Трудно объяснить, чем пленил меня этот человек, но после того вечера стоило завидеть его с ружьем, тесно мне становилось в доме, и я с тихой грустью провожал охотника взором, пока не терялась в пихтарнике его увалистая фигура.
Тогда, в годы моего детства, где-то далеко гремела война. Жили трудно. И то ли оттого, что я часто отсиживался дома, то ли от безотчетной, всегда томившей меня тоски по красоте наших гор Рома в моих глазах постепенно становился не просто охотником, а каким-то особенным человеком, к которому я уже испытывал благоговейное чувство. С какой завистью я, бывало, смотрел ему вслед, когда он, обряженный по всем правилам, уходил в горы! Мне думалось, что он самый счастливый, самый сильный на земле и, наверно, потому такой замкнутый: ни с кем не хочет разделить своего счастья. Рома уходил, а я еще долго сидел у окна, мысленно шагая с ним рядом и десятки раз переживая одни и те же события — ночные костры, охоту…

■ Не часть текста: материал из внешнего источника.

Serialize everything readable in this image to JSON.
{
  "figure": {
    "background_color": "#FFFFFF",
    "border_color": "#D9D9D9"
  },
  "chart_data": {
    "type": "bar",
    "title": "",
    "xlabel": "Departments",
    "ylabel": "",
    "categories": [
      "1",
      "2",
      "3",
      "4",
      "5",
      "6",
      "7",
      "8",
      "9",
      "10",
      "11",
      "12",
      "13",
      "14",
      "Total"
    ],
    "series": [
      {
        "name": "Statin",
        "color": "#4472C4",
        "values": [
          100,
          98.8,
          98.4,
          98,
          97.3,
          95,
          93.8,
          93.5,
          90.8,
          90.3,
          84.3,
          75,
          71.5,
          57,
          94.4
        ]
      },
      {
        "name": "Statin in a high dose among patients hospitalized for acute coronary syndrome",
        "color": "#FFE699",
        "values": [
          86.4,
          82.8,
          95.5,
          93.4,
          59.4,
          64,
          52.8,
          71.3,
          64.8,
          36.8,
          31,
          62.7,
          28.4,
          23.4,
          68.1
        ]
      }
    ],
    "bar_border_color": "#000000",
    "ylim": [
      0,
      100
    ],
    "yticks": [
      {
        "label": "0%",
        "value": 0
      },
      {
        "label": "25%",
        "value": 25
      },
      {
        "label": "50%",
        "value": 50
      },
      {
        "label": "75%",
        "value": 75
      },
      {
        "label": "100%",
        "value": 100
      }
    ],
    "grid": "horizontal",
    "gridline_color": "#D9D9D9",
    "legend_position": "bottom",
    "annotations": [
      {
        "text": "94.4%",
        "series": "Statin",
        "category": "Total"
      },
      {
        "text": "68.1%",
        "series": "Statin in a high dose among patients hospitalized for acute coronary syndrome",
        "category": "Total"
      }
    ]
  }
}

Однажды я отыскал в чулане старые отцовские сапоги, обулся и поспешил к Роме-Медведку. «Будь что будет, — отчаянно думал я, — а попрошусь в горы!»
Набирала силу весна, солнце уже подолгу стояло в небе, и воздух был так обильно насыщен запахами, что кружило голову и все во мне бродило, как на дрожжах.
Рому я не застал. Торная лыжня прямо через огород вела в горы. Я мигом представил, как этот огромный старичина неспешно переставляет длинные ноги, держит наперевес ружье и медленно бредет среди сверкающих от солнца снегов. Ух, как обидно стало, что он ушел, в этот единственный день, когда наконец и я собрался сходить и хоть одним глазком посмотреть поближе на эти голубые горы!
Нет, невозможно жить вот так, только мечтая и завидуя! С пренебрежением взглянув на дырявые сапоги, поглубже засунув в короткие рукава руки, я решительно зашагал по Роминой лыжне.
Я сотни раз проваливался и падал, в сапоги, в рукава, за ворот набивался снег. Но я вставал, отряхивался и снова шел. Самое страшное — как бы меня не хватились дома и не пустились в погоню… Но все обошлось, и к исходу дня, мокрый и совершенно измученный, я добрался до первого перевала.
Присел на вытаявший камень, осмотрелся. Кругом тихо, пустынно. Заснеженные горы с сияющими вершинами походили на какое-то заколдованное царство. Оцепеневшие от холода дворцы, зубчатые неприступные башни… Лишь одна лыжня, вьющаяся между этих белокаменных громад, напоминала о том, что тут недавно прошел человек.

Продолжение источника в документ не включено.